I began the year with the word BRAVE as my battle cry. Brave is my word for 2014 and how apt it has been. I will end the year with the best Christmas gift to myself: a commitment to living simply brave. I have several goals I wish to achieve like hitting One Million steps in 100 days, or losing ten pounds, but there are goals which I wish to privately keep to myself. One of the gifts of this year the call to live with less. Moving from spacious three bedroom flat to a studio, I realized I lived with so many things I don't need. I am called to purge. So for the next 100 days, I am committed to live with less, to live simply, to collect experiences not things, and to one thing everyday that scares me.
|saw this shared by a friend on Facebook and it captures who I want to be in the next 100 days|
While I had been a professional writer for over 16 years now, I don't have an opportunity to bare my raw self everyday in my food and travel articles. So here's the scary thing I will start doing for the next 100 days, I'll bravely share intimate thoughts and feelings on this blog. Many times, I write for myself and keep them in my laptop for no one else. But I'd like to freely share my thoughts and feelings this next 100 days. I do hope you journey with me as I try my best to be simply brave.
Let me start by sharing this piece I wrote in late July called, "Do You Like You?"
Colbie Caillat’s song, “Try,” has been playing in my ear on repeat for about an hour now.

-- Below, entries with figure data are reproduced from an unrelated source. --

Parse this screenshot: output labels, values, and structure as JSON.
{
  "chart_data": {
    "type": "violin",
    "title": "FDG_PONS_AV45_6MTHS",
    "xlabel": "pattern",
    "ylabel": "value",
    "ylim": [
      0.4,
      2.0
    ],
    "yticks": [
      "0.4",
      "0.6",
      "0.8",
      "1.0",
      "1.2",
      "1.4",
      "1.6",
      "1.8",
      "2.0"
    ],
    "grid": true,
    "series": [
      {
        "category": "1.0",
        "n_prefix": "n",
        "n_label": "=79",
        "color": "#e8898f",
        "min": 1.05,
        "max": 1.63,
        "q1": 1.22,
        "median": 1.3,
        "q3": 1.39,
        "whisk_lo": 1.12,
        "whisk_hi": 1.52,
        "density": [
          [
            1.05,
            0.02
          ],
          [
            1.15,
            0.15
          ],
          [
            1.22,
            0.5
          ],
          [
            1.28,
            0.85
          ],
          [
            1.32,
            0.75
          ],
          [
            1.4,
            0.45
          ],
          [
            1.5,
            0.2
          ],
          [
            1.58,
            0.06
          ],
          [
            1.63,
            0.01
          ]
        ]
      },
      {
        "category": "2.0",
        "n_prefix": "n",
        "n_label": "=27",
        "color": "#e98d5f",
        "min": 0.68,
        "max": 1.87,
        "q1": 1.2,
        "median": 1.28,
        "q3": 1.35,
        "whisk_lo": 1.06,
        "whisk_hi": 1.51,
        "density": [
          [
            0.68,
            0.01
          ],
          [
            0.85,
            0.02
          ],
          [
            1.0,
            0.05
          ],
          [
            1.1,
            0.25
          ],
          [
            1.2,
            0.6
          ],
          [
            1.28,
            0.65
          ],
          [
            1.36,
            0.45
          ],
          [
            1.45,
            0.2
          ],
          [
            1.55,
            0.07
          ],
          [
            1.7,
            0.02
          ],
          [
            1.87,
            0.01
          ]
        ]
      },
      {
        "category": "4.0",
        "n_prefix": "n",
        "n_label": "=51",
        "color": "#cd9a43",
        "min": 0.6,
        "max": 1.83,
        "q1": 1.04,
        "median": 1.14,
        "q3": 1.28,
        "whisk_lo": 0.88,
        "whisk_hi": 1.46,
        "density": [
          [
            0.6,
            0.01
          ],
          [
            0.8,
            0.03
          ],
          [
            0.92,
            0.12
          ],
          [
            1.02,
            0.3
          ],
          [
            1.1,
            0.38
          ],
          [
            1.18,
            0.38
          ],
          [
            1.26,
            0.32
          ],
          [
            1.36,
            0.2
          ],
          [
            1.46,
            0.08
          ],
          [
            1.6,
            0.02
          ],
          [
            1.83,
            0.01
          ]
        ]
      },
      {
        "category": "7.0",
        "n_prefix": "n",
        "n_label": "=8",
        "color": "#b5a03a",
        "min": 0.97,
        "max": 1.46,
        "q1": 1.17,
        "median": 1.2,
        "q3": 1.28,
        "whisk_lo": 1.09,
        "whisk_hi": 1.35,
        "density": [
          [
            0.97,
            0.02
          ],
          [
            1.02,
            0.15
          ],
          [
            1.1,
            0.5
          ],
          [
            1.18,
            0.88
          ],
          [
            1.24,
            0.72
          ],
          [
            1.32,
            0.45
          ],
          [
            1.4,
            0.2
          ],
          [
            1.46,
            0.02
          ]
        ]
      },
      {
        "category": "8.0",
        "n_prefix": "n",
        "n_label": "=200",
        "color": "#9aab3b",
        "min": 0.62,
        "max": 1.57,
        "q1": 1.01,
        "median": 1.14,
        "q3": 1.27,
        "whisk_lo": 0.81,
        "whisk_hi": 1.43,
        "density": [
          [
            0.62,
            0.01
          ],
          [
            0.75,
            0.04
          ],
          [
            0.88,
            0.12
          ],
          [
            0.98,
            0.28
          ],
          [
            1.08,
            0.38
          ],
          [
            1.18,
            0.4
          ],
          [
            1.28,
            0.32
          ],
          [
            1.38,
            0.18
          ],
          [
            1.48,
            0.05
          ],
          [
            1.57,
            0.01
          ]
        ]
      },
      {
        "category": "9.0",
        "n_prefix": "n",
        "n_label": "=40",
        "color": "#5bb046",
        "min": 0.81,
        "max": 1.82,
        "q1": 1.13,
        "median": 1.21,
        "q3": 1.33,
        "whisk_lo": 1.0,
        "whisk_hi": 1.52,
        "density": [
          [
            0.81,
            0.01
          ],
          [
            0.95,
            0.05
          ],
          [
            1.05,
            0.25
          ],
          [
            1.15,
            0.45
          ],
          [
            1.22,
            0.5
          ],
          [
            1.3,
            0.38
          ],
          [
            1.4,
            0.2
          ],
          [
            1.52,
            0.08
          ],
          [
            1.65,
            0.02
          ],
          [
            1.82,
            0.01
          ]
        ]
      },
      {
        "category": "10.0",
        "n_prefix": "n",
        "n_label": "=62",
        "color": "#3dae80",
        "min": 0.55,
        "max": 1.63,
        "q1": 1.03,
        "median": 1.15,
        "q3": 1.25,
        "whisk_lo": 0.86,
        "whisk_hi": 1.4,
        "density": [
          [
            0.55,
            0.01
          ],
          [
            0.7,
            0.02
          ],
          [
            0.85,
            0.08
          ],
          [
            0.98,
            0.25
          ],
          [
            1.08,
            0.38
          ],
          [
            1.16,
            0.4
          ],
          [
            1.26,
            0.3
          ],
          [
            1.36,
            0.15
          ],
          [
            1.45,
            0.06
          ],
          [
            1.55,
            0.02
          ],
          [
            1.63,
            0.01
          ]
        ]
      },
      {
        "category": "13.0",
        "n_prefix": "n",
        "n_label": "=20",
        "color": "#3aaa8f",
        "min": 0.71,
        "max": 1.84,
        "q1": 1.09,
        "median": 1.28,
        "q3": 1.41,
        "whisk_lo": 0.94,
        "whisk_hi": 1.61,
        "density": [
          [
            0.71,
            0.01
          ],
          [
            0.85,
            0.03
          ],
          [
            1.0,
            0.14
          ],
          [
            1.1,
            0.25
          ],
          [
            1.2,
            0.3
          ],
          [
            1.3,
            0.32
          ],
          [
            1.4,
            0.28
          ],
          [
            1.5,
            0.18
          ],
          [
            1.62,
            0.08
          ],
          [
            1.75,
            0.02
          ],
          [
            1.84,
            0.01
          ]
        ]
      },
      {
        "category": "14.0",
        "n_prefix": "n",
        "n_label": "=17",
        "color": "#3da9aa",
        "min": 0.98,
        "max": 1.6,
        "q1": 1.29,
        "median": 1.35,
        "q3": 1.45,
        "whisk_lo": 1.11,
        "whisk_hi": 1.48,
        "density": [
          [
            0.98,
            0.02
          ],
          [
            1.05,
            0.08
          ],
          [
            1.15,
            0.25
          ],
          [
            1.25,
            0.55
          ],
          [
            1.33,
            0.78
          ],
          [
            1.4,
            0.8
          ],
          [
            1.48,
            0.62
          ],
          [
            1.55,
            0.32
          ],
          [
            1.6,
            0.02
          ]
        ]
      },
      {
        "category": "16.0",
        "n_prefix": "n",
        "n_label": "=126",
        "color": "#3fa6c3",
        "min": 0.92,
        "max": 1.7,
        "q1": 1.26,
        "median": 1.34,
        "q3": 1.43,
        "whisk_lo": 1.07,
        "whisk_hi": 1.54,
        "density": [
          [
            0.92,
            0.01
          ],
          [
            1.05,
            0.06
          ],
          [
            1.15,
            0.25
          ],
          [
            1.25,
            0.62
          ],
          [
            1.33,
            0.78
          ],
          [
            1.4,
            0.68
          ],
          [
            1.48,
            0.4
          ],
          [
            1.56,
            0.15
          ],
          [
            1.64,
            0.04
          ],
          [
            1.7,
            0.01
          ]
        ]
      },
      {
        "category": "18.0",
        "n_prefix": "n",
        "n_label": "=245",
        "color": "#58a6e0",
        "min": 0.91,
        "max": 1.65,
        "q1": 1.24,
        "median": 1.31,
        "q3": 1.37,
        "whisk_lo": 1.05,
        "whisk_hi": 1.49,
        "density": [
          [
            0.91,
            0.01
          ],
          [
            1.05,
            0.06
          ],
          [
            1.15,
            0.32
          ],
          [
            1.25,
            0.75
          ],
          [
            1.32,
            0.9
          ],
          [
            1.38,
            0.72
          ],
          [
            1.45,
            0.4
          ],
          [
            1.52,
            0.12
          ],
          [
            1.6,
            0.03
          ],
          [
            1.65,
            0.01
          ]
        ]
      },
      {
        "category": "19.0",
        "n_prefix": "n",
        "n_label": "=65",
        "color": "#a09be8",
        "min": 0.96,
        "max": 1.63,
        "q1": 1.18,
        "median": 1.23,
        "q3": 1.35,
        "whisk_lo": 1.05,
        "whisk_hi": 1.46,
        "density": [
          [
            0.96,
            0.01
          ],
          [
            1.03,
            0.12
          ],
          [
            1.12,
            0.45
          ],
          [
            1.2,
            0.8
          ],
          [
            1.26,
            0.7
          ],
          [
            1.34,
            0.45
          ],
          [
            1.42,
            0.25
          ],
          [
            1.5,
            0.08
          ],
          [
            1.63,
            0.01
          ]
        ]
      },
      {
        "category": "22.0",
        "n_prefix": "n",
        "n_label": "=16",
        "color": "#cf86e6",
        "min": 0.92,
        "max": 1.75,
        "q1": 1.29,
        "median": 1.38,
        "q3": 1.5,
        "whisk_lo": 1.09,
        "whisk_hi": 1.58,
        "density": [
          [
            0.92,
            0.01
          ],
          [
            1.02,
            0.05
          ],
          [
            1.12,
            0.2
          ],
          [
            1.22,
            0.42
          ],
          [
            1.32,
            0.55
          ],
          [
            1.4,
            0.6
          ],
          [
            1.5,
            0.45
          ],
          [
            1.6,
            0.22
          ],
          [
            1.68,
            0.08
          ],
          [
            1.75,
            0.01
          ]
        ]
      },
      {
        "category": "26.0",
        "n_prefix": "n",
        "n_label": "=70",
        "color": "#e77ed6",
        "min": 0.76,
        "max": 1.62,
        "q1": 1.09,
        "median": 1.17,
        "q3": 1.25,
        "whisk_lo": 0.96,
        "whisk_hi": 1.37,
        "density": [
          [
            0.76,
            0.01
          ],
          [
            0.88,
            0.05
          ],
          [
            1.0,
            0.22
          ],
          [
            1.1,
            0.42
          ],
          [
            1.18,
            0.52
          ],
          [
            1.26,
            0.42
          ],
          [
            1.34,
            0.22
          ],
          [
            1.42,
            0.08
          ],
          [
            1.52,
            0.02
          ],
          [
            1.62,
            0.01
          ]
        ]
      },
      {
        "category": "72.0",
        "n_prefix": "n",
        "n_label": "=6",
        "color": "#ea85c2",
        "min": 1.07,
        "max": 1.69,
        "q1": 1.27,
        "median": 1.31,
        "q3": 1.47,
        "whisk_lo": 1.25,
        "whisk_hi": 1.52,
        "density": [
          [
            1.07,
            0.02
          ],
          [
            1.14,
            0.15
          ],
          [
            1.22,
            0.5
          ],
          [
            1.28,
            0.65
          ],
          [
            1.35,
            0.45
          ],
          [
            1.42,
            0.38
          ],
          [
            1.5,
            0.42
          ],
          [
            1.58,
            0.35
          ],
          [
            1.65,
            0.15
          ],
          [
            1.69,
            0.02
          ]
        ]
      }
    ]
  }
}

I’ve played been playing it earlier today too, several times yesterday, and a couple of time more the day before. “You don’t have to try so hard, you don’t have to give it all away, you don’t have to try so hard, you don’t have to bend until you break, you just have get up, get up, get up, you don’t have to change a single thing, you don’t have to try, try, try, try, try…. You don’t have to try, try, try…” The refrain sings over and over again. “Take your make up off, Let your hair down, take a breath, look at the mirror at yourself, do you like you?”
We live in a world of likes. Our days are spent going through newsfeeds on Facebook and Instagram, where the currency is measured in LIKES. We count friends, or followers, or fans. The preoccupation with being liked is so immense. I am calloused freelance writer, who has gone through numerous rejections from editors. Yes, it takes many No’s before I get a published article out to magazines. How I wish my editors not only like me, but love me! How I wish they not only like every single idea I pitch, but love it.
We all want to be liked. Many of us are guilty of checking if people liked our posts and our photos on Facebook. I am guilty of it. While it is human nature want to be liked and belong. I recall being in Prep. I wanted to be friends with two girls Patricia and Angelica, but they didn’t want to be my friend because I did not have Little Twin Stars Pencil box or Sanrio stuff. My little five-old-self walked away feeling rejected. Since then, I had always preferred down-to-earth, grounded friends not preoccupied with brands. It has worked well for me thank you.
But unfortunately, the opposite of LIKED is not rejection. One wise quote I said, “One of the most freeing thing we learn in life is that we don’t like everyone, everyone doesn’t like us, and that’s ok….” –David Bohl. You don’t have to try so hard to be liked by others. News flash, not everyone likes caviar, or foie gras, or even chocolate. The same way not everyone likes McDonald’s, Coke, or even loom bands. No matter how popular or expensive something is, it doesn’t mean we should like it.
This is what I love about the message of Colbie Caillat’s song. We don’t really have to try so hard to be liked. She asks do they like you, but the more important question resonating with me is “When you are all alone, by yourself, do you like you?”
It is a tough question to answer. We fill our lives with noise. We are at a loss if we don’t have TV, or music to numb out our feelings. I lived in Singapore, with an American teacher, who refused to have a TV. When I moved in with her, it was a new experience to be without a TV, but a liberating one. I turned to books more. While I like music, I am quite happy to be without any music playing. A Filipino chef was alarmed my flat was so quiet when he visited. But minus the hum of the TV, radio, music, and the internet, without other people’s thoughts, when we are all alone with ourselves do we like ourselves?
The real you is who you are when you are all alone. Three years ago when I moved back to Manila, I was living by myself. Unhappy with many things in my life then, I would ease my sorrow with popcorn, pancakes, cake, and other guilty pleasures I could whip up all alone in my flat. I was alone after all, no one could see me doing it. But the sad answer to the question was, “NO!” I didn’t like me. Since last year, I had become committed to actively learning to like myself. I took active steps to live the body I had been given, to enjoy my own company, and to better myself.
I recently learned if you liked your own company, you can never be lonely. Ours is a society of belonging, of social acceptance, of groups, but seldom of being alone. We seek social approval. We want to be liked. But how will we even press that like button, if we don’t know who we are.